Une grande variété d'activités touristiques sont réalisées avec un haut niveau d'implication locale. Hormis des excursions régulières de trekking et de marche, le voyage touristique à Mu Cang Chai revêt une saveur particulière grâce au cyclotourisme rizicole, qui invite les touristes à s'immerger dans la culture locale. Le programme d'excursion offre aux voyageurs la possibilité de participer à la vie quotidienne des locaux en se joignant à eux sur le terrain, en participant à la production d'artisanat et de vin de riz, en assistant à des spectacles culturels ethniques ou même en apprenant à jouer des instruments de musique locaux. Une partie exceptionnelle de la visite est la découverte de la cuisine locale à travers des activités culinaires en famille d'accueil et la dégustation de spécialités régionales. La dégustation du fameux riz gluant Tu Le Le, apprécié pour son odeur délicate et sa saveur si riche, intensifierait certainement l'expérience des visiteurs !
Afin d'améliorer le professionnalisme ainsi que la qualité des services fournis, les autorités locales ont organisé des cours de formation spécifiques dédiés aux minorités ethniques locales, afin de leur fournir les outils de base nécessaires pour accueillir les visiteurs, organiser des visites guidées et améliorer leurs compétences en matière de communication.

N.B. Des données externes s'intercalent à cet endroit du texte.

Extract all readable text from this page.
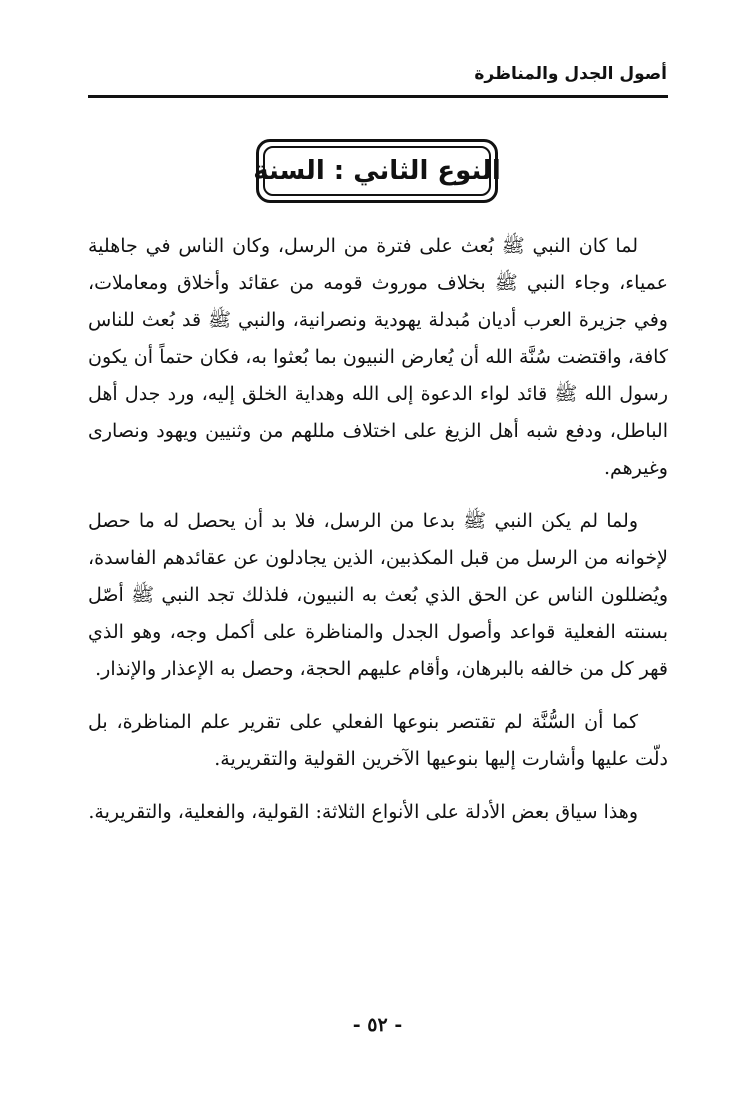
أصول الجدل والمناظرة
النوع الثاني : السنة

لما كان النبي ﷺ بُعث على فترة من الرسل، وكان الناس في جاهلية عمياء، وجاء النبي ﷺ بخلاف موروث قومه من عقائد وأخلاق ومعاملات، وفي جزيرة العرب أديان مُبدلة يهودية ونصرانية، والنبي ﷺ قد بُعث للناس كافة، واقتضت سُنَّة الله أن يُعارض النبيون بما بُعثوا به، فكان حتماً أن يكون رسول الله ﷺ قائد لواء الدعوة إلى الله وهداية الخلق إليه، ورد جدل أهل الباطل، ودفع شبه أهل الزيغ على اختلاف مللهم من وثنيين ويهود ونصارى وغيرهم.

ولما لم يكن النبي ﷺ بدعا من الرسل، فلا بد أن يحصل له ما حصل لإخوانه من الرسل من قبل المكذبين، الذين يجادلون عن عقائدهم الفاسدة، ويُضللون الناس عن الحق الذي بُعث به النبيون، فلذلك تجد النبي ﷺ أصّل بسنته الفعلية قواعد وأصول الجدل والمناظرة على أكمل وجه، وهو الذي قهر كل من خالفه بالبرهان، وأقام عليهم الحجة، وحصل به الإعذار والإنذار.

كما أن السُّنَّة لم تقتصر بنوعها الفعلي على تقرير علم المناظرة، بل دلّت عليها وأشارت إليها بنوعيها الآخرين القولية والتقريرية.

وهذا سياق بعض الأدلة على الأنواع الثلاثة: القولية، والفعلية، والتقريرية.

- ٥٢ -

En proposant des familles d'accueil et en vendant un large éventail d'objets artisanaux et de produits agricoles locaux, le paradigme semble être l’occasion pour les communautés locales d'améliorer leurs conditions de vie. Les retombées économiques encouragent un nombre croissant de familles locales à s'engager dans l'industrie. En effet, le nombre de familles d'accueil dans le district est passé de deux à 15 au cours des deux dernières années, ce qui démontre le potentiel de croissance d'un tel service.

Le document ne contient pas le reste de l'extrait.